REPUBLIKA.CO.ID, JAKARTA — Pariwisata berkelanjutan yang bertumpu pada konservasi budaya dan perlindungan lingkungan dinilai semakin krusial untuk memperkuat daya saing destinasi sekaligus menciptakan dampak ekonomi yang inklusif bagi masyarakat. Pendekatan ini juga menjadi strategi untuk menjaga identitas lokal di tengah derasnya modernisasi sektor pariwisata.
Utusan Khusus Presiden Bidang Pariwisata Zita Anjani melakukan kunjungan kerja ke Provinsi Riau pada 7 Februari 2026 dengan agenda di Kota Pekanbaru, Kabupaten Siak, dan Kabupaten Kampar. Kunjungan tersebut merupakan bagian dari komitmen pemerintah dalam mendorong pengembangan pariwisata berbasis pelestarian budaya serta keberlanjutan lingkungan.
Di Pekanbaru, Zita berdialog dengan komunitas RHC dan Komunitas Suku Seni yang aktif menggerakkan pelestarian budaya dan penguatan ekonomi kreatif berbasis komunitas. Ia mengapresiasi peran anak muda dan pegiat seni yang konsisten menjaga identitas budaya lokal.
“Komunitas adalah jantung dari pariwisata berbasis pengalaman. Ketika budaya dirawat oleh generasi mudanya sendiri, di situlah pariwisata menemukan ruhnya,” ujar Zita.
Kunjungan kemudian berlanjut ke Kabupaten Siak yang dikenal dengan kekayaan sejarah dan budaya Melayu.

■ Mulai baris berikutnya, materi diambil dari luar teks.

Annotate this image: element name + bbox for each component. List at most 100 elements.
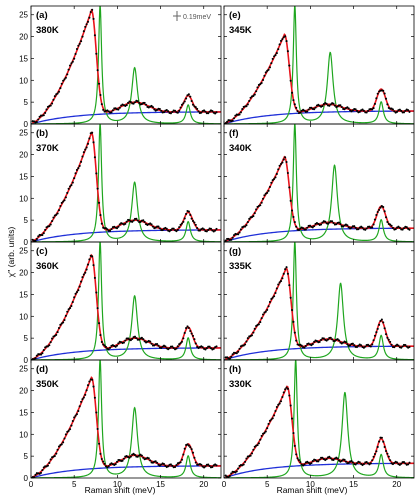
data-point — [153, 344, 156, 347]
data-point — [310, 106, 313, 109]
data-point — [156, 461, 159, 464]
data-point — [286, 50, 289, 53]
data-point — [49, 341, 52, 344]
data-point — [373, 102, 377, 105]
data-point — [282, 391, 285, 394]
data-point — [285, 160, 288, 164]
data-point — [122, 457, 125, 460]
panel-curves — [31, 6, 221, 124]
data-point — [376, 92, 379, 95]
data-point — [70, 304, 73, 308]
data-point — [383, 327, 386, 330]
panel-curves — [224, 242, 414, 360]
data-point — [379, 206, 382, 209]
data-point — [261, 313, 265, 316]
data-point — [131, 220, 134, 223]
data-point — [110, 228, 113, 231]
data-point — [185, 327, 188, 330]
data-point — [92, 141, 95, 144]
data-point — [81, 276, 84, 279]
panel-letter: (e) — [229, 10, 241, 21]
data-point — [289, 404, 292, 407]
data-point — [259, 321, 262, 324]
data-point — [182, 337, 185, 340]
y-tick-label: 25 — [19, 11, 28, 20]
x-tick-label: 20 — [392, 480, 401, 489]
data-point — [297, 228, 301, 232]
data-point — [231, 236, 234, 239]
data-point — [132, 219, 135, 222]
panel-temperature: 345K — [229, 25, 252, 36]
data-point — [268, 419, 272, 422]
data-point — [224, 122, 227, 124]
data-point — [45, 108, 48, 111]
data-point — [129, 100, 132, 104]
data-point — [71, 300, 74, 304]
data-point — [208, 464, 211, 468]
data-point — [270, 297, 273, 301]
data-point — [390, 224, 393, 227]
data-point — [103, 344, 106, 347]
data-point — [35, 120, 38, 123]
data-point — [176, 228, 179, 231]
panel-c: 0 5 10 15 20 25 (c) 360K — [19, 241, 222, 365]
data-point — [169, 463, 172, 466]
data-point — [353, 225, 356, 228]
data-point — [160, 109, 163, 112]
data-point — [398, 108, 401, 111]
data-point — [117, 342, 120, 345]
data-point — [277, 403, 280, 406]
data-point — [278, 164, 281, 167]
data-point — [336, 338, 339, 341]
data-point — [39, 471, 43, 474]
data-point — [324, 220, 327, 223]
data-point — [179, 223, 182, 226]
data-point — [376, 327, 379, 330]
background-curve — [224, 462, 414, 478]
data-point — [62, 441, 65, 444]
x-tick-label: 0 — [29, 480, 34, 489]
y-tick-label: 10 — [19, 312, 28, 321]
panel-curves — [31, 242, 221, 360]
fit-curve — [32, 253, 221, 360]
data-point — [70, 184, 73, 187]
data-point — [191, 451, 195, 454]
data-point — [250, 334, 254, 337]
data-point — [267, 68, 270, 71]
data-point — [279, 280, 283, 283]
data-point — [299, 461, 302, 464]
panel-curves — [224, 360, 414, 478]
data-point — [70, 62, 73, 65]
panel-b: 0 5 10 15 20 25 (b) 370K — [19, 123, 222, 247]
data-point — [182, 220, 185, 223]
data-point — [209, 347, 213, 350]
data-point — [153, 108, 156, 111]
data-point — [373, 452, 377, 456]
data-point — [320, 223, 323, 226]
data-point — [193, 338, 196, 341]
data-point — [151, 225, 154, 228]
data-point — [99, 334, 102, 337]
data-point — [277, 168, 280, 171]
data-point — [382, 89, 385, 92]
data-point — [329, 336, 332, 339]
data-point — [84, 271, 87, 274]
data-point — [293, 221, 296, 224]
data-point — [151, 106, 154, 109]
data-point — [99, 94, 102, 97]
data-point — [249, 454, 252, 457]
data-point — [73, 296, 76, 299]
x-tick-label: 0 — [222, 480, 227, 489]
data-point — [360, 344, 363, 347]
data-point — [68, 307, 72, 310]
data-point — [238, 113, 241, 116]
data-point — [284, 388, 287, 391]
data-point — [384, 333, 388, 336]
data-point — [336, 105, 339, 108]
data-point — [291, 309, 294, 312]
data-point — [273, 55, 276, 58]
data-point — [33, 476, 36, 478]
data-point — [328, 221, 331, 224]
data-point — [180, 458, 184, 461]
data-point — [378, 440, 381, 443]
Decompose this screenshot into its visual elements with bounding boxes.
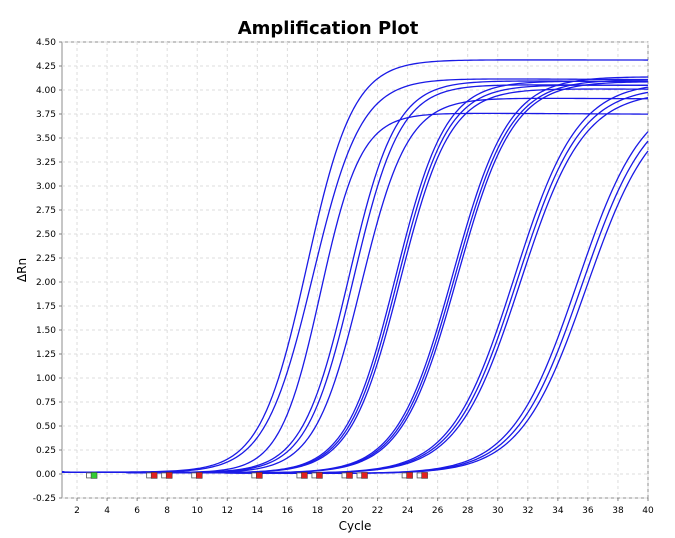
marker-threshold_ct-9 — [361, 472, 368, 479]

Selain bertemu pemerintah daerah, Zita juga melakukan audiensi dengan Komunitas Suwai dari Skelas, komunitas anak muda yang aktif mengembangkan pariwisata berbasis pengalaman dan pelestarian budaya.
Di wilayah tersebut, Zita meninjau destinasi wisata sejarah serta merasakan konsep wisata kuliner “Makan Berhanyut”, yakni menikmati hidangan ikan di atas perahu sambil menyusuri sungai. Menurutnya, pengalaman itu menjadi contoh konkret pariwisata autentik yang menyatukan alam, budaya sungai, dan tradisi kuliner masyarakat.
“Manusia tidak benar-benar bepergian untuk melihat tempat baru, tetapi untuk menemukan cara baru melihat dunia dan dirinya sendiri. Pariwisata bukan hanya tentang jarak, tetapi tentang nilai yang kita temui di sepanjang perjalanan. Dan nilai itu, di Indonesia, bernama budaya,” katanya.
Agenda ditutup dengan peninjauan situs bersejarah Candi Muara Takus di Kabupaten Kampar, salah satu peninggalan penting peradaban masa lampau di Sumatera. Zita menekankan pengembangan wisata sejarah harus berjalan seiring dengan upaya konservasi dan perlindungan situs.
“Budaya yang dirawat dengan benar bisa menjadi sumber penghidupan yang berkelanjutan. Namun pelestarian harus selalu menjadi prioritas utama agar nilai sejarahnya tetap terjaga untuk generasi mendatang,” tegasnya.
Melalui rangkaian agenda tersebut, UKP Pariwisata menegaskan pentingnya kolaborasi antara pemerintah pusat, pemerintah daerah, komunitas, dan pelaku ekonomi kreatif agar pariwisata Riau tumbuh sebagai destinasi yang autentik, berdaya saing, serta memberikan manfaat ekonomi bagi masyarakat.